Abstract. This project was primarily aimed to create an automated system for classification model for music genres. The first step included finding good features that demarcated genre boundaries clearly. A total of five features, namely MFCC vector, chroma frequencies, spectral rolloff, spectral centroid, zero-crossing rate were used for obtaining feature vectors for the classifiers from the GTZAN genre dataset [5]. Many different classifiers were trained and used to classify, each yielding varying degrees of accuracy in prediction. An ensemble classifier based on majority voting was then created to incorporate all of the classifiers into one.
Key words: music, genre, classification, MFCC, GTZAN genre dataset
Data Sets:
We have used the GTZAN dataset from the MARYSAS website. This is the dataset used in [5]. It contains 9 music genres, each genre has 100 audio clips in .au format. The genres are - blues, classical, country, disco, pop, jazz, reggae, rock, metal. Each audio clips has a length 30 seconds, are 22050Hz Mono 16-bit files. The dataset incorporates samples from variety of sources like CDs, radios, microphone recordings etc. We split the datset in 0.9 : 0.1 ratio and used 5-fold cross validation for reporting the results.

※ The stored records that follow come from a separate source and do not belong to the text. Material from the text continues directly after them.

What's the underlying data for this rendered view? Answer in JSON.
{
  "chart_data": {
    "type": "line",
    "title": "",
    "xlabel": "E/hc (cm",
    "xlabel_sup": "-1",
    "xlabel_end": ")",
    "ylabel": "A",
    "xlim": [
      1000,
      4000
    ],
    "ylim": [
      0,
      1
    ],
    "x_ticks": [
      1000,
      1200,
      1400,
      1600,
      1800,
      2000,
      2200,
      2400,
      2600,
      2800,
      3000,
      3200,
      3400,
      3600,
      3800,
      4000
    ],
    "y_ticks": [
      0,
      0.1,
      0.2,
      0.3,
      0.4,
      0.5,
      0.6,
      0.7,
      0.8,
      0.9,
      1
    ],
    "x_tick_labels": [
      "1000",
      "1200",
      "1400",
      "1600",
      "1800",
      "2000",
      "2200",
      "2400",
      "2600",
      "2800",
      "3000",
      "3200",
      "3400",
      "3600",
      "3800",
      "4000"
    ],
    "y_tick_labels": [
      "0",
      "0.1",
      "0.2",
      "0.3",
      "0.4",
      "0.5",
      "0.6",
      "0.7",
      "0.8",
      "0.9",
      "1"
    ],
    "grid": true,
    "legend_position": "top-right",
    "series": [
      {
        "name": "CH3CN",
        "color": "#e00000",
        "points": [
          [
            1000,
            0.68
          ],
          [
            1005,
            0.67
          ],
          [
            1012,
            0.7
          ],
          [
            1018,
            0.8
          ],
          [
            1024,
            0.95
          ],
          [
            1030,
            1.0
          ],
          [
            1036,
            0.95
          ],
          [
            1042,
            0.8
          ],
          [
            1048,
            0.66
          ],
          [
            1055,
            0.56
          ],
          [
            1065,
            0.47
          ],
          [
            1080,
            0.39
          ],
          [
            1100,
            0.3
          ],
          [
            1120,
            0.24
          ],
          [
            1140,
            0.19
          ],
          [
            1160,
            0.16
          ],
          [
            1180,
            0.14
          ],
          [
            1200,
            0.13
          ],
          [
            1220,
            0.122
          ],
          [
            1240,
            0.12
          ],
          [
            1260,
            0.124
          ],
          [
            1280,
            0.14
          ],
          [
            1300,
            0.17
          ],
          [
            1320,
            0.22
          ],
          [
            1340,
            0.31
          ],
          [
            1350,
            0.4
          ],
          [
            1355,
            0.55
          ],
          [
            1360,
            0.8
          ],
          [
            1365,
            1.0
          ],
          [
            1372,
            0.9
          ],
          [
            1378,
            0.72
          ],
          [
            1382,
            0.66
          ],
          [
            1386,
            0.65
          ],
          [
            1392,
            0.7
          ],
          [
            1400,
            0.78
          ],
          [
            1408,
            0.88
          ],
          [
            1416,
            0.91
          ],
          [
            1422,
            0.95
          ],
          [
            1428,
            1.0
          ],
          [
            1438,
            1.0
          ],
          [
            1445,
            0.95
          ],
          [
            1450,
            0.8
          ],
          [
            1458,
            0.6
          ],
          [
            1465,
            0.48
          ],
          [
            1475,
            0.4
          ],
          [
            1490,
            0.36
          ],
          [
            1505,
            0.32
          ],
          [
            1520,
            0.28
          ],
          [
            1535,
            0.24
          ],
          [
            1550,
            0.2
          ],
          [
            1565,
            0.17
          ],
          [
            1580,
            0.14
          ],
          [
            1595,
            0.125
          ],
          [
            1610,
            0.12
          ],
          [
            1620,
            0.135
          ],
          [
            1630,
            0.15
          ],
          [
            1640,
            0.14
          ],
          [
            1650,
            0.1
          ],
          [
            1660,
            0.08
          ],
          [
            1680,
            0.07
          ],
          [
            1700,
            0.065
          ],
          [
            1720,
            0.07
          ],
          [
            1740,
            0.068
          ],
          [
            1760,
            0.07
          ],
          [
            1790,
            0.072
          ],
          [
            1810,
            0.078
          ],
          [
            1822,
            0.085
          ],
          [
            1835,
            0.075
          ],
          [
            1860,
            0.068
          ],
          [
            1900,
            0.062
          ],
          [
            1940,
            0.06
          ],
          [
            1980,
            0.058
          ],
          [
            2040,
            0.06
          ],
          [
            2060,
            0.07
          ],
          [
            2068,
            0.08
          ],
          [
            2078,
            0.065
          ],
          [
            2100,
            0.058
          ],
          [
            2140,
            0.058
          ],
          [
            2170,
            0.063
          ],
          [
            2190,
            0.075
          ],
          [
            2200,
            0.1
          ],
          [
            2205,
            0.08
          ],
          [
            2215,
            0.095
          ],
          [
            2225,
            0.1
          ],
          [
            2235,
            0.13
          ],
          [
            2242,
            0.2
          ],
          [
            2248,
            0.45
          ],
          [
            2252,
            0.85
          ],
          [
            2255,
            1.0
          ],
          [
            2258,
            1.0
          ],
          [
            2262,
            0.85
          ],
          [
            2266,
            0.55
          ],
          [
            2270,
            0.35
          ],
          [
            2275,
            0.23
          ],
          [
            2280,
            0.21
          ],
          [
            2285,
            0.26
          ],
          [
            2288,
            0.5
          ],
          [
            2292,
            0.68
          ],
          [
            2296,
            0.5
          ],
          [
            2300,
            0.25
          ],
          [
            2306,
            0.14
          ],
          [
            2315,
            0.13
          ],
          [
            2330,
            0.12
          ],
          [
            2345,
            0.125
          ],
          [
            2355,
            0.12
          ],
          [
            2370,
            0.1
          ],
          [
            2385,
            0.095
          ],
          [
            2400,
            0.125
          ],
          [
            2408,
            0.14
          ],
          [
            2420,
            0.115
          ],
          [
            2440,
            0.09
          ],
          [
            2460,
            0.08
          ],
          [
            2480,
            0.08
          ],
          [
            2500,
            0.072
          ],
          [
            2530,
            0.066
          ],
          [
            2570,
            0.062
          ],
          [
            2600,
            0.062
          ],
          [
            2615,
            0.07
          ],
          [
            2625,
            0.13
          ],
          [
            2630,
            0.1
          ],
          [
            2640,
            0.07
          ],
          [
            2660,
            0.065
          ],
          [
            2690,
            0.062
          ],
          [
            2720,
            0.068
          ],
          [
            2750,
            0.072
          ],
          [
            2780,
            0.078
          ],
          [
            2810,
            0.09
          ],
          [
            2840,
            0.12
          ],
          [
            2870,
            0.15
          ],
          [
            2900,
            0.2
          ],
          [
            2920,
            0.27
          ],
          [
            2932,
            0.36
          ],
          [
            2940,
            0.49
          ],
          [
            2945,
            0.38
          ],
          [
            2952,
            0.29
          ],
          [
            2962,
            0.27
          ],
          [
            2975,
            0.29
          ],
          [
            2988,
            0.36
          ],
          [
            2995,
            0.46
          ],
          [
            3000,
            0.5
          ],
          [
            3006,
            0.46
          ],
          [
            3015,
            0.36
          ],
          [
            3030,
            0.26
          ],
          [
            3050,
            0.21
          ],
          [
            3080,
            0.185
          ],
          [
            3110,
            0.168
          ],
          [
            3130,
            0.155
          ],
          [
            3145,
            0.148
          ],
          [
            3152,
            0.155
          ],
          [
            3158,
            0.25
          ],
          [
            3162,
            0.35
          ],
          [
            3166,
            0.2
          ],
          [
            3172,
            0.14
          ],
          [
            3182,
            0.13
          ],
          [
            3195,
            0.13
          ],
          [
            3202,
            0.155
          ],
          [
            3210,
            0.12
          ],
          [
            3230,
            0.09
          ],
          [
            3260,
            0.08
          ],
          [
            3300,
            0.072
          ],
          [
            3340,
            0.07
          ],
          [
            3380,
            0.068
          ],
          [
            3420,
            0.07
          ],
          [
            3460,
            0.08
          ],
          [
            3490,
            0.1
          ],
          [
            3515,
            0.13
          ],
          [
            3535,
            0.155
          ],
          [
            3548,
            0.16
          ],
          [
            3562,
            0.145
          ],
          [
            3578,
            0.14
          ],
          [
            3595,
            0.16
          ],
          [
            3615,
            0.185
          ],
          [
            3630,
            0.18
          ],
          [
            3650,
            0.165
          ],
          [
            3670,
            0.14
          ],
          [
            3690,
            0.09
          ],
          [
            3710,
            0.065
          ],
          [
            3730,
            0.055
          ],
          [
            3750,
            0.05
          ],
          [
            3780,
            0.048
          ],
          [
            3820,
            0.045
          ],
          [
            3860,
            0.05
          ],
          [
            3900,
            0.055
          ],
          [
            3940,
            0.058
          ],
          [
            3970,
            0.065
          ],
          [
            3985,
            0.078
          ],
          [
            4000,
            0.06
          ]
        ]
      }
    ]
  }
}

Music genre classification is widely discussed in the MIR (Music Information Retrieval) Society and has been of interest for a variety of reasons, including management of large music collections. The main purpose of this project was to implement few classification algorithms and compare their performance when applied to a practical problem. Specifically, we performed music genre classification of songs on a dataset containing 100 songs from 10 different genres.